夢のマイホームを購入するときほとんどの人が住宅ローンを組むことになる。この住宅ローンであるが、組んだ後に後悔をする人が後をたたない。夢のマイホーム購入は決してバラ色の人生が待ち受けているとはいえないのである。
住宅ローンを組んだ場合、次のような場面で後悔する人が実に多い。
ご近所トラブルが発生した場合
ご近所づきあいが希薄になった昨今、ご近所トラブルが後を絶たない。騒音、異臭、境界、ごみ屋敷、覗き、盗み、いじめ等、そのバリエーションはさまざまである。ご近所トラブルは個人間の紛争の中でも弁護士もお手上げの最も解決が困難な類型の紛争である。一たび深刻なご近所トラブルが発生してしまったら、基本的にはどちらかが引っ越すしか解決策はないと思ってよい。賃貸であれば多少の引っ越し費用を負担することで難を逃れることができるが、住宅ローンに縛られていてはそうはいかない。

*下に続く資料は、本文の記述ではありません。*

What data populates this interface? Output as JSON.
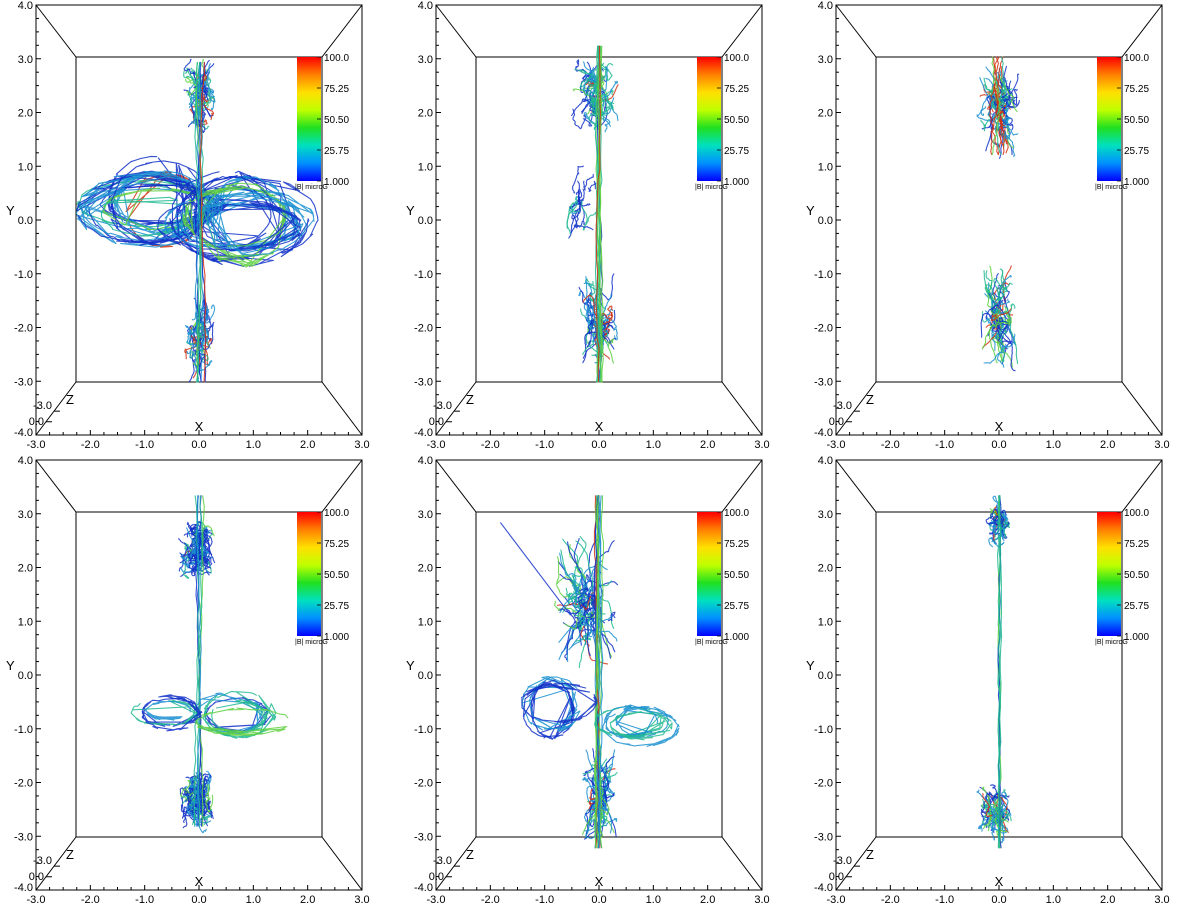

ご近所トラブルは事前に調査をしても避けられるものではない。トラブルに巻き込まれるときは避けようがないのである。
欠陥住宅であった場合
欠陥住宅といえば、近時の旭化成のくい打ちデータ改ざん事件が記憶に新しい。清水の舞台から飛び降りるつもりでマイホームを購入しても、欠陥住宅であったら目もあてられない。くい打ちデータ改ざん事件では販売元の三井不動産レジデンシャルを始め、関与した企業が資金力豊富な最大手であり、補償は何とか受けられそうであるが、これが地方の小規模・中堅ハウスメーカーやマンションデベロッパー、建設会社ではそうはいかない。そのような中堅企業では建替えレベルの欠陥が一たび判明すれば倒産してしまう。
立て直しが必要なレベルの欠陥は稀として、雨漏りや結露といった欠陥はしばしばみられる。賃貸であれば引越せばすむ話であるが、マイホームではやはりそうはいかない。
離婚することになった場合
3組に1組が離婚するといわれる時代、住宅ローン問題に直面する機会が最も多いのは離婚である。マイホームは家族がMAXの時に最適化された間取りで建てられるため、家族が減った離婚後には使いづらい物件となる。
離婚する際、住宅ローンの付いたマイホームをどう処理するかは最も悩みのタネになる。離婚事件を受任する弁護士としては、住宅ローン付のマイホームが資産としてある場合は着手金を3、40万円くらいは上乗せして欲しいのが本音だ。それくらい面倒なのである。
住宅ローンがある場合は、離婚時の財産分与に銀行が第三者として関係してくるので、当事者同士の話し合いではすまなくなる。銀行の承諾なく、居住者や不動産の名義、ローンの名義を変えることは住宅ローン契約上は禁止されており、銀行も容易に承諾はしない。そのため、当事者同士で柔軟な財産分与をすることは困難となり、離婚手続きが長期化することも珍しくない。
転勤することになった場合
大企業に勤めている場合、県外・国外に転勤することはしばしばあることである。しかし、住宅ローン付マイホームがあると家族そろっての転居は困難にあることが多い。この場合、多くの人がいわゆる単身赴任をすることになる。単身赴任をすることになると、会社からの多少の補助はあるものの、家族の二重生活により生活費の負担が大きくなってしまう。さらに、単身赴任による家族の離散に伴い、家族仲が破壊されやすくなる。そして、離婚につながり住宅ローン付マイホームの財産分与の大問題に発展する。
災害・事件が起きた場合
日本は地震、水害、原発といった災害大国であり、常に災害の危険にさらされている。災害が起きた際も、住宅ローン付マイホームの存在が生活再建の足かせになることが多い。
また、マイホーム近辺で殺人事件や暴力団の抗争などの嫌な事件が起きた場合も、住宅ローン付マイホームに住んでいる場合は容易に引っ越しはできない。
住宅ローンを組んでよかったことは?
さて、住宅ローンのネガティブな側面ばかり取り上げてきたが、逆に住宅ローンを組んでよかったとよく聞く場面もある。それはどんな場合かというと、ローン名義人の夫が死んで住宅ローンが夫の団体信用生命保険でチャラになったという場合である。
通常、住宅ローンを組む場合には、ローン名義人が死亡した場合に備えて、生命保険に加入する。まさに命がけで住宅を買うということだ。
そこまでして、みなさんは住宅ローンを組んでまでマイホームを購入したいのだろうか。